Method 2: Full Profiling

As opposed to manual profiling, full profiling utilises the inbuilt data profiler that is packaged with GE in order to build a full expectation suite based on the column types, and then validate the data against all of these expectations. A workflow for such a method might be to profile all the tables within a database, maintain these expectations and then validate any updates from the raw data that is appended to these tables. This example is what is shown below, which utilises a couple of custom functions which can be applied to each table within the data asset list created during set up.

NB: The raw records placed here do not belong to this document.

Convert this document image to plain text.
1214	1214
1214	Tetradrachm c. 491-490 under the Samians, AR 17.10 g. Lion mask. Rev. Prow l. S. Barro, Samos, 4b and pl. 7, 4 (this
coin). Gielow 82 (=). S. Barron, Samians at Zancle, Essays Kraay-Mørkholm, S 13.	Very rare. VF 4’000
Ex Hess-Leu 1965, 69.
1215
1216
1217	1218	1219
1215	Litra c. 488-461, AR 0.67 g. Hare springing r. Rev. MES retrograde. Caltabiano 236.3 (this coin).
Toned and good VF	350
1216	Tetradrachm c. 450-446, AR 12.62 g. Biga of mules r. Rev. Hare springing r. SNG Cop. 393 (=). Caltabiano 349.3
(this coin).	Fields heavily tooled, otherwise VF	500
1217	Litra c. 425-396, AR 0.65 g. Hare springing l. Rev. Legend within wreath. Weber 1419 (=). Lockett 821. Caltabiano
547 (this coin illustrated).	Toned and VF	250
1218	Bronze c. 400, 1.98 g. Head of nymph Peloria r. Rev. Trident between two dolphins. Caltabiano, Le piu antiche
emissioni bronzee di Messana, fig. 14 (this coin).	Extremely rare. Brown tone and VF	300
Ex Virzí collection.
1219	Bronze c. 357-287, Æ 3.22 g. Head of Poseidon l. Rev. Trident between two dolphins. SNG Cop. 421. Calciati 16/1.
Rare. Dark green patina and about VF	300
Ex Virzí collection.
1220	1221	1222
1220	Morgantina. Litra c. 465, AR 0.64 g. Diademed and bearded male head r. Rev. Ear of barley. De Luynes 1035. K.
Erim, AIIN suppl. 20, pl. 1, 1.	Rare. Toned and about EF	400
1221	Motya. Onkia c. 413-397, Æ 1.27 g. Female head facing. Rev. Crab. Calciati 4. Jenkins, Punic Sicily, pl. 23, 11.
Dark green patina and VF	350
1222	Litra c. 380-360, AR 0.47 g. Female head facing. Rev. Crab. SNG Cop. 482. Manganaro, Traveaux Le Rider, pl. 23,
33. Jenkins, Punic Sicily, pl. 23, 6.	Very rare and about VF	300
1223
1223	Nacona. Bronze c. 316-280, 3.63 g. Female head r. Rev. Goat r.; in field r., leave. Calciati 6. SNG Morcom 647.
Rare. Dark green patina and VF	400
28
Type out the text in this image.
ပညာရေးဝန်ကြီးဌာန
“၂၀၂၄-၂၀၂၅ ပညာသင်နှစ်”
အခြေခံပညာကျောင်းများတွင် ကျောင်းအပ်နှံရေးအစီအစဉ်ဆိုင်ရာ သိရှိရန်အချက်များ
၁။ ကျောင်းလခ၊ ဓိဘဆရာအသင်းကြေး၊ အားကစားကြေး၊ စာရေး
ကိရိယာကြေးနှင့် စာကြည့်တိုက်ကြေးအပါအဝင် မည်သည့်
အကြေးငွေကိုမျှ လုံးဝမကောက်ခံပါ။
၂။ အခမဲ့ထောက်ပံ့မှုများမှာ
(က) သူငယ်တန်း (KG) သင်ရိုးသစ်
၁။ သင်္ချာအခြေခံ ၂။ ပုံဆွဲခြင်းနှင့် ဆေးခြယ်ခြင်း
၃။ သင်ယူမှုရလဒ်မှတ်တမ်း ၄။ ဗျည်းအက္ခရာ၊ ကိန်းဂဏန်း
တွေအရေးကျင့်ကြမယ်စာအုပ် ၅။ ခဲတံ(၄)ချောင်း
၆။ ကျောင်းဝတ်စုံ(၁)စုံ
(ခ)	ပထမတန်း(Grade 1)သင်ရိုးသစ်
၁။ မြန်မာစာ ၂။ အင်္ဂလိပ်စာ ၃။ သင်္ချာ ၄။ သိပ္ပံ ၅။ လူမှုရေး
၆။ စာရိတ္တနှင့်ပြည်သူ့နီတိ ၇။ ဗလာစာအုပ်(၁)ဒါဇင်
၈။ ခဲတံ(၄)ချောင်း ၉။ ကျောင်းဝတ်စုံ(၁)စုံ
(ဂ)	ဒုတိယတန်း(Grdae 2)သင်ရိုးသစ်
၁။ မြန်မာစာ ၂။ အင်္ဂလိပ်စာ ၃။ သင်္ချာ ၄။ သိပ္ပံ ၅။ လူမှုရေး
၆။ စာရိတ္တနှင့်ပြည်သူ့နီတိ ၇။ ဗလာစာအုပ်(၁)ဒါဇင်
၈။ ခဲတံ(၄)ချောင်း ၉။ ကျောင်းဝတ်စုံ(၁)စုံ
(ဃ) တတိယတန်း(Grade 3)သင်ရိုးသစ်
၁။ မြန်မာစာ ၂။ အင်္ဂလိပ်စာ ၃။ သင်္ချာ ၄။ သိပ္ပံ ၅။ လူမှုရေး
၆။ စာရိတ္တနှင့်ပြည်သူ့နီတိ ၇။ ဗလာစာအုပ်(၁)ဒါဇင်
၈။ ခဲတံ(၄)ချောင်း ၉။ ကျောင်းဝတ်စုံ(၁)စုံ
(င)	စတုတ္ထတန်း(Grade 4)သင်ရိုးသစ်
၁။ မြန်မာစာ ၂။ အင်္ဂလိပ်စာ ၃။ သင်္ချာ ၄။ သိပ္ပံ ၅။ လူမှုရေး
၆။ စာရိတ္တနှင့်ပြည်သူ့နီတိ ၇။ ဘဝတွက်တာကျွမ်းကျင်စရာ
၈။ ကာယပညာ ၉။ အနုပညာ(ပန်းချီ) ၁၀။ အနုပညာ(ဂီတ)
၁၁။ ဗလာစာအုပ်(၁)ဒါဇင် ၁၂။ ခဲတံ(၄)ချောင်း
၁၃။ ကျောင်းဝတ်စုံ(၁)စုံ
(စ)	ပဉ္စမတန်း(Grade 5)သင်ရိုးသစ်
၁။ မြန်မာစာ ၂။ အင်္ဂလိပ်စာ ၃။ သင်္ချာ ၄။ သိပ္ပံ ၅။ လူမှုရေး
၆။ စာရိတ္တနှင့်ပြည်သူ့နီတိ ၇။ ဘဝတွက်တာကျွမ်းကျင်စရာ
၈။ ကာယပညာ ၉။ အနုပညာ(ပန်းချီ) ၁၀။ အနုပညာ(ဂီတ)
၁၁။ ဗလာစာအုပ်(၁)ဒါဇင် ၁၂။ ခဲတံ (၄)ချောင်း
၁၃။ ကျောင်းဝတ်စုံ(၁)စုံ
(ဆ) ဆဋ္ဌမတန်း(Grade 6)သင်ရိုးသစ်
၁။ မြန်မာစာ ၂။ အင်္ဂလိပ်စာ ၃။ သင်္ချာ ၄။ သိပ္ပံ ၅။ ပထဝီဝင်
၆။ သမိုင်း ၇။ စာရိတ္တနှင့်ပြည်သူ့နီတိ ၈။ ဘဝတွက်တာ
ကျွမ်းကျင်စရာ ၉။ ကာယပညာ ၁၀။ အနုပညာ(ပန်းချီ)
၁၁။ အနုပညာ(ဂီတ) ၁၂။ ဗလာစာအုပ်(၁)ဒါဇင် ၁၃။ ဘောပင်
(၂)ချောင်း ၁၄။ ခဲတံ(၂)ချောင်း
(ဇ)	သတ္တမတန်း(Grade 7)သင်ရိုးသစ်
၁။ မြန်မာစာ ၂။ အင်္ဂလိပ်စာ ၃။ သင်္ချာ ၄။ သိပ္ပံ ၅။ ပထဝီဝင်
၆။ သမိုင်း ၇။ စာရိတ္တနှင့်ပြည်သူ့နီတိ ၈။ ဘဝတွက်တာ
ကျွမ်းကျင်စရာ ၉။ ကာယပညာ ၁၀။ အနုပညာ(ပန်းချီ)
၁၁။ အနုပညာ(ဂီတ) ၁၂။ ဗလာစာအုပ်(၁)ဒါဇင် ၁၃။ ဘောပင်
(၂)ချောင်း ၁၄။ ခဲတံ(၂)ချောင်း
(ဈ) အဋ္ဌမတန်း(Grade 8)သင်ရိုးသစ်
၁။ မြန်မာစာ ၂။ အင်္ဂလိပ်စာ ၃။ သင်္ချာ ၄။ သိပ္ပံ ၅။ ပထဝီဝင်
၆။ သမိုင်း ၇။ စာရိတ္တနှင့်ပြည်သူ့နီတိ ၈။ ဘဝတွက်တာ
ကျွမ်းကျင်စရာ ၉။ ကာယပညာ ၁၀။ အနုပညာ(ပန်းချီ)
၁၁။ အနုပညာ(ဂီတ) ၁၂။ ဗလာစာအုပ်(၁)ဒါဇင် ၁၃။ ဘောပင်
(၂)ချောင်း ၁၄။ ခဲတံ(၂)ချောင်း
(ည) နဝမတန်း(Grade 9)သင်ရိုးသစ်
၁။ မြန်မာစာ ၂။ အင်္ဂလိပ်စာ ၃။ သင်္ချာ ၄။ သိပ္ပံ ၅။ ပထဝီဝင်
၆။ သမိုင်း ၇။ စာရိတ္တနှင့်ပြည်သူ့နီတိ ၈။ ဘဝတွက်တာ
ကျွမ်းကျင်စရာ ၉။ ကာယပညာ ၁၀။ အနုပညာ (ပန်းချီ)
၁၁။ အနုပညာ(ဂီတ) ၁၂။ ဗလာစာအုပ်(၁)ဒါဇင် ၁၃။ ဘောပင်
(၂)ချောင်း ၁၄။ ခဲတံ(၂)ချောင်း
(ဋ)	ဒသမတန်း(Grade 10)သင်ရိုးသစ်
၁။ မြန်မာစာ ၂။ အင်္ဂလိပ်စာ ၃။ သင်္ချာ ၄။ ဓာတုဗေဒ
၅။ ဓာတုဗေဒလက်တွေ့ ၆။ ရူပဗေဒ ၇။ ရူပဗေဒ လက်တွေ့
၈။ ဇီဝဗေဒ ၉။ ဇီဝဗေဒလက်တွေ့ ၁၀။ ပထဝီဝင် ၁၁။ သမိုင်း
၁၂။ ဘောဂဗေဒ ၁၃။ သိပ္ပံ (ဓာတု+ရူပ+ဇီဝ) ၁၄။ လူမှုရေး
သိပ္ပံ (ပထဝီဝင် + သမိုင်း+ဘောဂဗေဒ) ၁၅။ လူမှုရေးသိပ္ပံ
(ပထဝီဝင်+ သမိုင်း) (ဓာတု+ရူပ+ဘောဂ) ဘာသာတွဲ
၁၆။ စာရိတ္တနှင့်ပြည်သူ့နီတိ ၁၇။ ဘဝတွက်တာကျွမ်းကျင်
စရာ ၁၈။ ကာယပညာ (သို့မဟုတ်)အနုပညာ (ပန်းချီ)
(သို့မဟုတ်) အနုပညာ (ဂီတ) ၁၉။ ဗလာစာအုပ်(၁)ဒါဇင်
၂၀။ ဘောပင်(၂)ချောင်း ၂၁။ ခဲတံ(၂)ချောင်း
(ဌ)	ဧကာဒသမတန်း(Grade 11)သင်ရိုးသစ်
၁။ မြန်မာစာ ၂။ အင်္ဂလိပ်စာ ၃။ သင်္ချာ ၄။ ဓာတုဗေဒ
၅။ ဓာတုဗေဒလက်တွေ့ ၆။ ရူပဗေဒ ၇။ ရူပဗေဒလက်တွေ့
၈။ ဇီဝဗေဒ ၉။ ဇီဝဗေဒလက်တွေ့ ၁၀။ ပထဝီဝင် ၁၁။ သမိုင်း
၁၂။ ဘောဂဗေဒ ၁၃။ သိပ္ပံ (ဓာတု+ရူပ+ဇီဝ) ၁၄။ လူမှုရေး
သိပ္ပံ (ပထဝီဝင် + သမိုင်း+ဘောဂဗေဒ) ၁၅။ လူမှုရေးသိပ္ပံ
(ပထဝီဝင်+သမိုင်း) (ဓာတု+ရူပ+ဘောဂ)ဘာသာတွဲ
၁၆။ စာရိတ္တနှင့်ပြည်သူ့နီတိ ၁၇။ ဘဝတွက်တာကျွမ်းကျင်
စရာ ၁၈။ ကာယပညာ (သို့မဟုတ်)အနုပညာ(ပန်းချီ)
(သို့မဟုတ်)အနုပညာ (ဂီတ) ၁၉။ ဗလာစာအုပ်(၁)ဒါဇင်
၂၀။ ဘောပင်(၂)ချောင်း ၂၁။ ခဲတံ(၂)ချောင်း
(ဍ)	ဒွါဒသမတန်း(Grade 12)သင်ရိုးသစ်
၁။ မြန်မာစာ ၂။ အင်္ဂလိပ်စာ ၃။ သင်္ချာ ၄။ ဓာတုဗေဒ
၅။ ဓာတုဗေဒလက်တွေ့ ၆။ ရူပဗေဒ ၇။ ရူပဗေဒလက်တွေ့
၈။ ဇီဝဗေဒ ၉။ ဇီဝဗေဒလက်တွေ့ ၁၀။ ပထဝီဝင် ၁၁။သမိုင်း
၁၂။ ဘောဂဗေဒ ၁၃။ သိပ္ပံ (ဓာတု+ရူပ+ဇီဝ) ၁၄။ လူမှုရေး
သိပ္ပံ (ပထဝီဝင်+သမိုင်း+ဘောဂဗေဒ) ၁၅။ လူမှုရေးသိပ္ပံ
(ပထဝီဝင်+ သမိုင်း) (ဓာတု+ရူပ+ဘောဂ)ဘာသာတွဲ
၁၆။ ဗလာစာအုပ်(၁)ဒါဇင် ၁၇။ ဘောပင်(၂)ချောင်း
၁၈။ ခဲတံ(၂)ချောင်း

# First build the functions to produce the expectations for the database and also
# to run the validations 

def build_expectations(database, asset_name, context):
  
  exp_suite = database + "." + asset_name + "." + str(datetime.today().strftime("%d-%m-%Y")) + "_expectations"
  
  data = spark.table(database + "." + asset_name)
  
  spark_data = SparkDFDataset(data)
  
  context.create_expectation_suite(exp_suite, overwrite_existing = True)
  
  profile = spark_data.profile(BasicDatasetProfiler)
  
  context.save_expectation_suite(profile)
  
  sqlContext.uncacheTable(database + "." + asset_name)
  
  
def validate_expectations(database, asset_name, context):
  
  val_suite = database + "." + asset_name + "." + str(datetime.today().strftime("%d-%m-%Y")) + "_validation.json"
  
  data = spark.table(database + "." + asset_name)
  
  spark_data = SparkDFDataset(data)
  
  validation = spark_data.validate()
  
  val_json = json.loads(str(test))  
  
  with open(f"/dbfs/getest/expectations{val_suite}", 'w') as f:
    json.dump(val_json, f)
  
  sqlContext.uncacheTable(database + "." + asset_name)
# Create the expectations and then validate, storing the results of the validation and updating the data docs



for i, j in zip(data_assets, data_assets_paths):
  build_expectations(DATABASE, i, context)


for i, j in zip():
  validate_expectations(DATABASE, i, context)

The first function should produce an expectations file for each table, which can then be validated against to build a new data docs page. Examples of the json outputs from both functions are shown below.

Wrap up

So, hopefully this post has shown you a potential new way to more simply test the quality of what’s moving within your data pipeline, rather than just the functions that make it up! In addition to the enhanced testing that GE provides, I believe that the incorporation of the static Data Docs data quality pages could be a real help to organisations looking to quickly understand the quality of their data!